Many of the foundational ideas and conceptual structures we recognise today and to which we can trace direct ancestry. Many ideas from many areas (mathematics, logic, neurology, linguistics) coming together or emerging at the same time. Happening in the context of great social and technological upheavals (wars, invention of computers, new societal structures and sources of funding for science).

We can pick arbitrary dates as start (1936 Turing "On Computable Numbers" or 1943 Mcculloch and Pitts "On logical calculus immanent in in the ideas of nervous activity" to 1969 Perceptrons or 1973 The Lighthill Report). It also surrounds the turning point namely the coining of the term AI (1956) and the first implementations of various algorithms.

Most of what was written then is still something we can learn from but it's not a place to start. Also, despite the direct links when we look closely, we see as many dissimilarities and discontinuities as similarities.

3 AI Middle Ages (mid-1970s to early 1990s)

The end of the great churn of the Axial age. Often given as an example of a period of 'darkness' which is unjust because many things were happening that lay the foundations for later but were much more patchy and subdued (with less funding) than earlier. Saw periods of rises and falls in various areas - expert systems, connectionism, generativist NLP. Most of those ideas developed directly into what we have today but in ways that are mostly of historical interest. Writings from this time are widely cited but not widely read.
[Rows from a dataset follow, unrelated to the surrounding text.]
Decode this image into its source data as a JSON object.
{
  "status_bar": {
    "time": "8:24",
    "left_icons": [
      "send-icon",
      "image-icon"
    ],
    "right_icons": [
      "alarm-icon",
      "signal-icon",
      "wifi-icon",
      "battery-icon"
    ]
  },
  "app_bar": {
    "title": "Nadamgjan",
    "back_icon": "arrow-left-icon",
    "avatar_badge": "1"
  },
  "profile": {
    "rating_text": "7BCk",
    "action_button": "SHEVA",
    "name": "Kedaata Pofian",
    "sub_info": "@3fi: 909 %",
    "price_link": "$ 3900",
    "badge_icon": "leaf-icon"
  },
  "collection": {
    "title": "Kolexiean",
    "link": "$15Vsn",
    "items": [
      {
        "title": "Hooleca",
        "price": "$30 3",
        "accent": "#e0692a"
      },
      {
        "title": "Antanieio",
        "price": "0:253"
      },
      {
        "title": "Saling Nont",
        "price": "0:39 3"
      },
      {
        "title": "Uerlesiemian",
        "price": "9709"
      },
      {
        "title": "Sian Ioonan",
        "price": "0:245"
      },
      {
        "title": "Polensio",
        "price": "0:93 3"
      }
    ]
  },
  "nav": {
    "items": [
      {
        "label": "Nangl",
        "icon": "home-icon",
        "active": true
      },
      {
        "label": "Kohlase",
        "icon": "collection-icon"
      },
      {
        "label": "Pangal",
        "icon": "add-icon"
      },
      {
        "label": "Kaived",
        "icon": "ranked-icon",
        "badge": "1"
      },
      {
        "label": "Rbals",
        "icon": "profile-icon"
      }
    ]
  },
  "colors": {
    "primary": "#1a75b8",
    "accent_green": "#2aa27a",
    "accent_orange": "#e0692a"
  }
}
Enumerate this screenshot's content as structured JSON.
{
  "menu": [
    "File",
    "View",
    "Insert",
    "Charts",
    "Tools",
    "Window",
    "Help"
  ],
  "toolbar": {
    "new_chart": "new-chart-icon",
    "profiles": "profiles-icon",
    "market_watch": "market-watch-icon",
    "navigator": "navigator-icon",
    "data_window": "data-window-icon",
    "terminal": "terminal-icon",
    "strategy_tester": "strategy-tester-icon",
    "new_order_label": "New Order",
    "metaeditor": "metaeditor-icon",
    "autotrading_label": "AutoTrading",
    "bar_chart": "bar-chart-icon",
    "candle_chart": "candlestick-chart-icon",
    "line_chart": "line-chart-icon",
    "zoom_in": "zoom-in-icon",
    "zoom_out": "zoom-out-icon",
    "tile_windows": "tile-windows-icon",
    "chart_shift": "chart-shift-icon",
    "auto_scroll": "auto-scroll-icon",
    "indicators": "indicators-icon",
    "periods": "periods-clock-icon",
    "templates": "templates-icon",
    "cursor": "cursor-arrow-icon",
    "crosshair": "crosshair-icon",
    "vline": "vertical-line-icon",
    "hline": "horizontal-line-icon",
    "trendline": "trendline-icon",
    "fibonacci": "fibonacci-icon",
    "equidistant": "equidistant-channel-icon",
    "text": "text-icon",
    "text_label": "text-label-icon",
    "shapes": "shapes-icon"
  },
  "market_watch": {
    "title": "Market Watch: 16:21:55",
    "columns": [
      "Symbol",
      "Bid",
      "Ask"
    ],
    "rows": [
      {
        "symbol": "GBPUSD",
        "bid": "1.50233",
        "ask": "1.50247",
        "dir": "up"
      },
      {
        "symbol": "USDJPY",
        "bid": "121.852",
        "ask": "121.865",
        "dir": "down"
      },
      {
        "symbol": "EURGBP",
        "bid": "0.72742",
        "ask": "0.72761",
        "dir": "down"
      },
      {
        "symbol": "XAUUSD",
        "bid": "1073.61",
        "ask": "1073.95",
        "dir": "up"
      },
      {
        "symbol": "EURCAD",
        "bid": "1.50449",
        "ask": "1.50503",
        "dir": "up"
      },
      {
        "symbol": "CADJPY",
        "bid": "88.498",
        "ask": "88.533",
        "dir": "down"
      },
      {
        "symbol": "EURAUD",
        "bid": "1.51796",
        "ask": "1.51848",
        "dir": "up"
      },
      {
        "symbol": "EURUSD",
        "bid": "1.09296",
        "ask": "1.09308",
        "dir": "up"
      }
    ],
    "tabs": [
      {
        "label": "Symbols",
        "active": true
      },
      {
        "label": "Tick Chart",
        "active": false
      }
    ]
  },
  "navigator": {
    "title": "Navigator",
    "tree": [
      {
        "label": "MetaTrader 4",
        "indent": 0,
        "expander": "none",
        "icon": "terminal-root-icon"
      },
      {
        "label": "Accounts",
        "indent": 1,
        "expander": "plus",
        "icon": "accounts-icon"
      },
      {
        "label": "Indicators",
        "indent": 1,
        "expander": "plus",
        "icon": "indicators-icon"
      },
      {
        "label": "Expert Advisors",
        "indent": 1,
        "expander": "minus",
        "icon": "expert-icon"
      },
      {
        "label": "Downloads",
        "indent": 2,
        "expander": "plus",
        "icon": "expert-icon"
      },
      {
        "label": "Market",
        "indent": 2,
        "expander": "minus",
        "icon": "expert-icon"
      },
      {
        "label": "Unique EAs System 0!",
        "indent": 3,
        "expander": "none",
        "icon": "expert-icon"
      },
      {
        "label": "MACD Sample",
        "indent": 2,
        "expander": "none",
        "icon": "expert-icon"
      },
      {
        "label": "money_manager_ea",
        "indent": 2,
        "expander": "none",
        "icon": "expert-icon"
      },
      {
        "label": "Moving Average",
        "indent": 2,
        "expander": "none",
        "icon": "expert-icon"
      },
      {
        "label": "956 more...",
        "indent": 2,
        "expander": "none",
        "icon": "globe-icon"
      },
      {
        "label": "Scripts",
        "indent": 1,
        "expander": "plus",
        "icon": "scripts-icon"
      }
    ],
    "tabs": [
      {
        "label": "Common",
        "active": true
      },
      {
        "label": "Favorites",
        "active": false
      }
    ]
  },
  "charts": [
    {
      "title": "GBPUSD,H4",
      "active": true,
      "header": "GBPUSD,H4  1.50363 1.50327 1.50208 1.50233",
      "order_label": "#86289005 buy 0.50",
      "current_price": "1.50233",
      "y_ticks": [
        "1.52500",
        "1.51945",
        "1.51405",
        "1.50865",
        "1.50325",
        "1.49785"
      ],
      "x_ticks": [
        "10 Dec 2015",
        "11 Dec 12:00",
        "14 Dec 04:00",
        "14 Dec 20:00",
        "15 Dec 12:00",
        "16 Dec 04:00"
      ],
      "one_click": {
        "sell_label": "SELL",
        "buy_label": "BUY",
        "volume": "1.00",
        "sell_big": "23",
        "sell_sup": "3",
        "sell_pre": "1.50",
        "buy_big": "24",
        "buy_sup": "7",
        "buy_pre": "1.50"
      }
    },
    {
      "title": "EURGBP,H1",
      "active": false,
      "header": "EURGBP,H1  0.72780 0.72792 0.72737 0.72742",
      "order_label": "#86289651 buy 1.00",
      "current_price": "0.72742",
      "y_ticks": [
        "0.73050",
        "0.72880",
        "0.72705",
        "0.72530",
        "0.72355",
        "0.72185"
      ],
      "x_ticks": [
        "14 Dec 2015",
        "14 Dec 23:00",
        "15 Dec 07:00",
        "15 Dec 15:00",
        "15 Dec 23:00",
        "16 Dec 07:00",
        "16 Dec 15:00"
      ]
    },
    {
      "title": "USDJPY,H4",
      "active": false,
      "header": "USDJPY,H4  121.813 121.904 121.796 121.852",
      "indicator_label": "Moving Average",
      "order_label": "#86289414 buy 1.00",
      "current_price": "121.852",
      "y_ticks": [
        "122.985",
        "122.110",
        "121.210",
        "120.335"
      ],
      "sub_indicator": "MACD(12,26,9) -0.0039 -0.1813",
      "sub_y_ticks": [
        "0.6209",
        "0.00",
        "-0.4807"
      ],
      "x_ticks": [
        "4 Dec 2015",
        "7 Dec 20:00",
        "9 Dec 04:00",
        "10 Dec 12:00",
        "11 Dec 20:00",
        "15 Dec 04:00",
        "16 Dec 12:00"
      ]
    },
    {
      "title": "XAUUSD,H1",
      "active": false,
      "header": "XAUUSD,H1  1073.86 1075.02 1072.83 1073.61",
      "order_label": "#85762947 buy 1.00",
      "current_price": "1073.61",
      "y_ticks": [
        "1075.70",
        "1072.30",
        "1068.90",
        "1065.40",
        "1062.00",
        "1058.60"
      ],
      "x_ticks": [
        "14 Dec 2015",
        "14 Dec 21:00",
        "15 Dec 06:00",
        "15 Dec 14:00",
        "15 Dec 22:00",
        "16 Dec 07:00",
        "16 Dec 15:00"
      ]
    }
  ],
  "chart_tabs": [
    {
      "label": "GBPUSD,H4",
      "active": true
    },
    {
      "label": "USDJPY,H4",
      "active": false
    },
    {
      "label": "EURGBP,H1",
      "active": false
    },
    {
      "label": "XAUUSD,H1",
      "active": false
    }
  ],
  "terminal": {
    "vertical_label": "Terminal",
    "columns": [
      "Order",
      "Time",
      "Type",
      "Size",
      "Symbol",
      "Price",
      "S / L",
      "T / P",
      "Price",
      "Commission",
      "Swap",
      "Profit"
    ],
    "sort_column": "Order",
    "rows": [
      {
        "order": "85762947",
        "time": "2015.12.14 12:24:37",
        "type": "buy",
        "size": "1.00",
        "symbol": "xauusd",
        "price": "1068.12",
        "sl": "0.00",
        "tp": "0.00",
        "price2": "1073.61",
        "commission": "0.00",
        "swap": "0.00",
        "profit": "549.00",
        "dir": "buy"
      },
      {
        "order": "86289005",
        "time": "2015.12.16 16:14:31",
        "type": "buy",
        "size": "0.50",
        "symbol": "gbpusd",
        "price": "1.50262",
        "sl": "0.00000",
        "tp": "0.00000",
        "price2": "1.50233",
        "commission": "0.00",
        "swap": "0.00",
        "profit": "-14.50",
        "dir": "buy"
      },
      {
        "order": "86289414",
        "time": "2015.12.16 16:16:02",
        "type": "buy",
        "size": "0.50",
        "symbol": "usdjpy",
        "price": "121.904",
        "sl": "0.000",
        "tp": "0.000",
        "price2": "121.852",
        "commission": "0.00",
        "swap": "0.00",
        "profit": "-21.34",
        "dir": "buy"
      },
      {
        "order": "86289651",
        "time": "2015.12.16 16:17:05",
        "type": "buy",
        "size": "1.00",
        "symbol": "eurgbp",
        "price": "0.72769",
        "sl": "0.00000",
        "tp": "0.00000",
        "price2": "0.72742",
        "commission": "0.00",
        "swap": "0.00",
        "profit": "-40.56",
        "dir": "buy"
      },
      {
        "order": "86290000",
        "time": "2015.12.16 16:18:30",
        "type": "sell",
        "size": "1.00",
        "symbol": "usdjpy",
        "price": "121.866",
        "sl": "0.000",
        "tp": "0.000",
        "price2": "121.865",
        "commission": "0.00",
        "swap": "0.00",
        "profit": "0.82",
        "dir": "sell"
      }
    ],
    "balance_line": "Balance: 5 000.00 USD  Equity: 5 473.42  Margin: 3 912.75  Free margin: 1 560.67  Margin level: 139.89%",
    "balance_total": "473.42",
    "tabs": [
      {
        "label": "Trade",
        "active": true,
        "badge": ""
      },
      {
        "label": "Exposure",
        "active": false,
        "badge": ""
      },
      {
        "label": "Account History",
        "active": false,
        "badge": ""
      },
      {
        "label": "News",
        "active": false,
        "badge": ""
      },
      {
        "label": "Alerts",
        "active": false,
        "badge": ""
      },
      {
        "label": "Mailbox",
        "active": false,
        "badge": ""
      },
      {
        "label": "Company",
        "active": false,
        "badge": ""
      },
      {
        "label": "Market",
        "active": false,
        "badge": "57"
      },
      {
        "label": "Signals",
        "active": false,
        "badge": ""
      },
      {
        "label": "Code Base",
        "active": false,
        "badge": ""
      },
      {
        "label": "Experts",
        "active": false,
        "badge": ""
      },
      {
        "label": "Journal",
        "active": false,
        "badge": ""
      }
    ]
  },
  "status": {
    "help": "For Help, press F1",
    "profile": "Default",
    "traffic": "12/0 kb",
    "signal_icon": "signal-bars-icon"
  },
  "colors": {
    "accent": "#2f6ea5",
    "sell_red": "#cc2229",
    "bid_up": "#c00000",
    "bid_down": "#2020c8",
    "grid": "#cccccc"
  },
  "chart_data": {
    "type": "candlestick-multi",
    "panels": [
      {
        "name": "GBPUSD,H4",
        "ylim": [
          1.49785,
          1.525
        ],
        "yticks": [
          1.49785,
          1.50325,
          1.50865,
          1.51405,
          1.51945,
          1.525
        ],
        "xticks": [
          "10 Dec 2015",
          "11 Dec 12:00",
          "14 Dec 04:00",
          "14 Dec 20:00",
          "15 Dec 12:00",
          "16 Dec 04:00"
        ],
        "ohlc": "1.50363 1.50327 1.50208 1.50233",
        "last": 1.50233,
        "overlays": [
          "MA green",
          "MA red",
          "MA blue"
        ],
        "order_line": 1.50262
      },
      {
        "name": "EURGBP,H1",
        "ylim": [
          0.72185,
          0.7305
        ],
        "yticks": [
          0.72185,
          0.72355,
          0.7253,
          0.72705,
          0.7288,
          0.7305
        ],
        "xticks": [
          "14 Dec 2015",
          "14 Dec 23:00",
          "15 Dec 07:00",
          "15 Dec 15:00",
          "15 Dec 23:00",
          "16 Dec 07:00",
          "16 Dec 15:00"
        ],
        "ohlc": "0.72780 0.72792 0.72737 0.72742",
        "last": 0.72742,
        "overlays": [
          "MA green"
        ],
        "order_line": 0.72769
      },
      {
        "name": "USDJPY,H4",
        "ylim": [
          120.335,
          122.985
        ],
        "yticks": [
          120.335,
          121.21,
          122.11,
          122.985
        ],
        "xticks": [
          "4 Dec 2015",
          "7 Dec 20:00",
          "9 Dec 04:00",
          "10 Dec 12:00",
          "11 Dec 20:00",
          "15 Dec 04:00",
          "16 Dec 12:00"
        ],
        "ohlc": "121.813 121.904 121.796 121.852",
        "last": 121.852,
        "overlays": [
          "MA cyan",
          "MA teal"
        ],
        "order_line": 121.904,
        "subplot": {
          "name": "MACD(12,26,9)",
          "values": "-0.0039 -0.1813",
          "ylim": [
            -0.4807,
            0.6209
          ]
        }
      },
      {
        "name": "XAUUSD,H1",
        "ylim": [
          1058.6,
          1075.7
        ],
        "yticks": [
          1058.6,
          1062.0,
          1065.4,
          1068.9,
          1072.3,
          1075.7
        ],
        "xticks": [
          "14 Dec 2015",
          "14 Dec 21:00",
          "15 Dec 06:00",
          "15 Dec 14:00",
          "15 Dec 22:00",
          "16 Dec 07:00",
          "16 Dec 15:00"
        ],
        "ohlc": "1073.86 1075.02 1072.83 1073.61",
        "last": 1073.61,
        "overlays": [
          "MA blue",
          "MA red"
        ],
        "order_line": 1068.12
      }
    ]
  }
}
4 First AI industrial revolution (mid 1990s - 2000s)

This time gave the shape to the type of AI we have today. The symbolic AI failed to produce meaningful gains while stochastic approaches started to bear fruit with first usable image recognition and speech recognition. But each system had to be created separately, we had machines that could learn but lacked computing power, data sets and techniques. The idea of a general AI seemed almost beyond reach. Yet, it revitalised the AI field (called data science or machine learning) and many of the technologies still power the world around us. But despite the direct links, many of the things we take for granted now were not present.

During this time, AI was a collection of ML algorithms that had little in common powering things like spam filters, recommendation engines, speech recognition, basic NLP (NER, LSA...). We also saw the launch of Roomba but overall robotics progress was slow.